I’m leaving you here son I sadly replied
But I will be back right away
But when I returned to the attic I found
The chips and the shaving were there as before
The little boy lie on his bed
Whith tears on his face and his hands at his side
The poor little fellow was deadA picture of mother lay close to his heart
A faint little note by his head
As I oppened [sic] the pages, my eyes filled with tears
For these were the words that it said
I’m hiding with Jesus who I’ll always be by
And my mother who I love, oh so well
And thank you dear mister for your kindness and **** [ILLEGIBLE]
And now it’s alright if you tell
Dylan’s transcription of of “The Drunkard’s Son” appeared in the August-September, 1992 edition of ISIS, which dated the manuscript circa 1952-’55, making the young Bob Zimmerman somewhere between 11 and 14. Although I don’t have a copy of that magazine at hand, commentary on the Web suggests that the transcription was first thought – just like “Little Buddy” – to be a very early example of a Dylan attempt at songwriting, or more accurately poetry, apparently used by the young Bobby Zimmerman to woo a girl he was sweet on
After the manuscript was published, someone eventually pointed out that the young Zimmerman’s “Drunkard’s Son,” was actually Hank Snow’s “Drunkard’s Son,” almost exactly paralleling the “Little Buddy” story.

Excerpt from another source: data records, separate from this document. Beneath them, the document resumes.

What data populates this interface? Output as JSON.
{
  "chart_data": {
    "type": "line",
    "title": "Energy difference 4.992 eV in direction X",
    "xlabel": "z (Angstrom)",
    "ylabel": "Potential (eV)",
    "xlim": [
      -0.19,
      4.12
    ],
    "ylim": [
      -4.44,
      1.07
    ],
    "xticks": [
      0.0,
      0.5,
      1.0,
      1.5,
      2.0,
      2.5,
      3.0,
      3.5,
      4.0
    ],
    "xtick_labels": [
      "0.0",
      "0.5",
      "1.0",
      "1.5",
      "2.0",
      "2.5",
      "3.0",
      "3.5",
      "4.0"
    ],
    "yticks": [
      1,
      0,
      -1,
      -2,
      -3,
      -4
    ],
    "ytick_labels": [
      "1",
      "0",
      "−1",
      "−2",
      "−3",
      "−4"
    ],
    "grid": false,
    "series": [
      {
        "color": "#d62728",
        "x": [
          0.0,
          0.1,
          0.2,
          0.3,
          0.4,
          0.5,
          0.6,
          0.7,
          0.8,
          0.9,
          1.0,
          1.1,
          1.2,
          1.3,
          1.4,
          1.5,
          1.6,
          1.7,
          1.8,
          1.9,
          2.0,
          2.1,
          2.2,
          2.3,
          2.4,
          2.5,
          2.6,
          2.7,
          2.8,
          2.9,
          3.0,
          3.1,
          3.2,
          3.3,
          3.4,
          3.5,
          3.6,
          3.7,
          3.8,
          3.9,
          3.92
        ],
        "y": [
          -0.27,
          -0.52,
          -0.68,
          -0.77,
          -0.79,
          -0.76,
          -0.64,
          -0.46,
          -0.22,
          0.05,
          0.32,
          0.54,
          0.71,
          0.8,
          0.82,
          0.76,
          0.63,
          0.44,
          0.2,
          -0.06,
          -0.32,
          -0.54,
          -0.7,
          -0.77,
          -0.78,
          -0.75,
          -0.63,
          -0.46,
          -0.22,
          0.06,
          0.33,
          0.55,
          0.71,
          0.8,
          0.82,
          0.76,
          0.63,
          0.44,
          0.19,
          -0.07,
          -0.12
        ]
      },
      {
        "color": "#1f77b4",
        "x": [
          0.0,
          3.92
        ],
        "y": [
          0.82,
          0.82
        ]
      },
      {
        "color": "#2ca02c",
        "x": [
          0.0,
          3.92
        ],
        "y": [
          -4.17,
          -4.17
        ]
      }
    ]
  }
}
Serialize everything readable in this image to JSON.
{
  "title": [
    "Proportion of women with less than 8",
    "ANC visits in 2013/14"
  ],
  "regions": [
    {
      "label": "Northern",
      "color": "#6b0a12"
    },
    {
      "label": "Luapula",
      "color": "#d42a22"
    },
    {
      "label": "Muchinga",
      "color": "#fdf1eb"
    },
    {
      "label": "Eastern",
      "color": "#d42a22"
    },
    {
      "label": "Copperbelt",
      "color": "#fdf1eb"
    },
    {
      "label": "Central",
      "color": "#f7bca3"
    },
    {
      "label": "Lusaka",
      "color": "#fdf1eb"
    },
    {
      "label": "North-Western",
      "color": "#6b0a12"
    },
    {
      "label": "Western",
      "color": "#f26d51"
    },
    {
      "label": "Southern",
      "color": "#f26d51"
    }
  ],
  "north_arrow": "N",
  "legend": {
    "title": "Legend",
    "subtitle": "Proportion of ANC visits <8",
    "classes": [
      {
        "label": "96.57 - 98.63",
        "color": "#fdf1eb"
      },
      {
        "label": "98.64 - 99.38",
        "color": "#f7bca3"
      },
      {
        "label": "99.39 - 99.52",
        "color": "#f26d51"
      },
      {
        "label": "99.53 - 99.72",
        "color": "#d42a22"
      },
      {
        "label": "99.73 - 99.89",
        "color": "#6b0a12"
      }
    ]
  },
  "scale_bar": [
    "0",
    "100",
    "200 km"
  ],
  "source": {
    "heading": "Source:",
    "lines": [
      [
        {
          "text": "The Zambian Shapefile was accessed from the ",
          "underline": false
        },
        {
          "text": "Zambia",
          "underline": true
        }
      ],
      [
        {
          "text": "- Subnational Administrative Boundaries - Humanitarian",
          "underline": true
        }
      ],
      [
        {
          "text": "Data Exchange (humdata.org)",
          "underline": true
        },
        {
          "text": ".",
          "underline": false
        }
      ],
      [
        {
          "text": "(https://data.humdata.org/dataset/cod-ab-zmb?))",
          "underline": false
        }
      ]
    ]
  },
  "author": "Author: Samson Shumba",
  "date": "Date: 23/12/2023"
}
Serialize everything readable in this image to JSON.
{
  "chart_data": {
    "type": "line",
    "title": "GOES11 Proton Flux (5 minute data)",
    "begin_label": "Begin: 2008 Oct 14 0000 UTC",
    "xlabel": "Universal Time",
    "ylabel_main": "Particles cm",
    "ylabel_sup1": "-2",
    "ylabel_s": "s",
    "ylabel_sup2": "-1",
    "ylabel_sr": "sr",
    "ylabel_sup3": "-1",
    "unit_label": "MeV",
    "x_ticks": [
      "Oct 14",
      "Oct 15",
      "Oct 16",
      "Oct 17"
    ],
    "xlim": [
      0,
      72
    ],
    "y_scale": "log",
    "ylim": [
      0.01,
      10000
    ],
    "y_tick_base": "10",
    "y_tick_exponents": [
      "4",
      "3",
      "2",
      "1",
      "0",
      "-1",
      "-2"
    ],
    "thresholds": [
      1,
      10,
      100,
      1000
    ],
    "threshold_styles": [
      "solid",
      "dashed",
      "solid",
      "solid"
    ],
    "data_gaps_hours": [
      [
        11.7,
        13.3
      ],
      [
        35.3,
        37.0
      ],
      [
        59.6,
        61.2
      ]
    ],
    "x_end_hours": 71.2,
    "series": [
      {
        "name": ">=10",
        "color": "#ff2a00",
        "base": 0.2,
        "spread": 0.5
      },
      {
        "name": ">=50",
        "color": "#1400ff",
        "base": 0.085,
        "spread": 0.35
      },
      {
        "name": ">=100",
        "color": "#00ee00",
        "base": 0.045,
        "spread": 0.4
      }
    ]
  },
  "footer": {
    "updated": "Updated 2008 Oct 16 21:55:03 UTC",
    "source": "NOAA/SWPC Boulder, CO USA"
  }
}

In 1993 the Dylan fanzine Isis had published the text of a ‘poem’, written in Bob Zimmerman’s own hand, the original of which had been posted by an unnamed hand to the fanzine’s editor, Derek Barker.
This ‘poem’ was a mournful tale narrated as if by a scared boy in hiding to avoid being beaten by his drunkard father. Five issues later, reader John Roberts wrote in to say that he had found an album on the cheap RCA Camden label, dated 1962, titled The One and Only Hank Snow, and risked wasting his 75p on this unknown music because of its inclusion of a song, credited to Hank Snow’s original name, Clarence E. Snow, titled ‘The Drunkard’s Son’ and handily summarised in the sleeve notes as ‘the mournful tale of a scared boy in hiding to avoid being beaten by his drunkard father.’ Yes indeed.
As Roberts nicely observes, if the ‘Zimmerman Transcript’ is authentic, which now seems established, it is a ‘truly unique document—the first evidence we have of Bob’s plagiarism!’ Ironically, it’s an example of Snow’s plagiarism, too. Look back at the Jimmie Rodgers catalogue, and there, recorded in Atlanta in 1929, is Rodgers’ ‘A Drunkard’s Child’.
Perhaps it was still in Hank Snow’s repertoire when Dylan, in his youth, was in the audience for his show at the Veterans Memorial Building, Hibbing. Dylan mentions this in Chronicles Volume One—and a few pages later writes that before he encountered Woody Guthrie, when Hank Williams had been his ‘favorite songwriter’, Hank Snow had been ‘a close second’.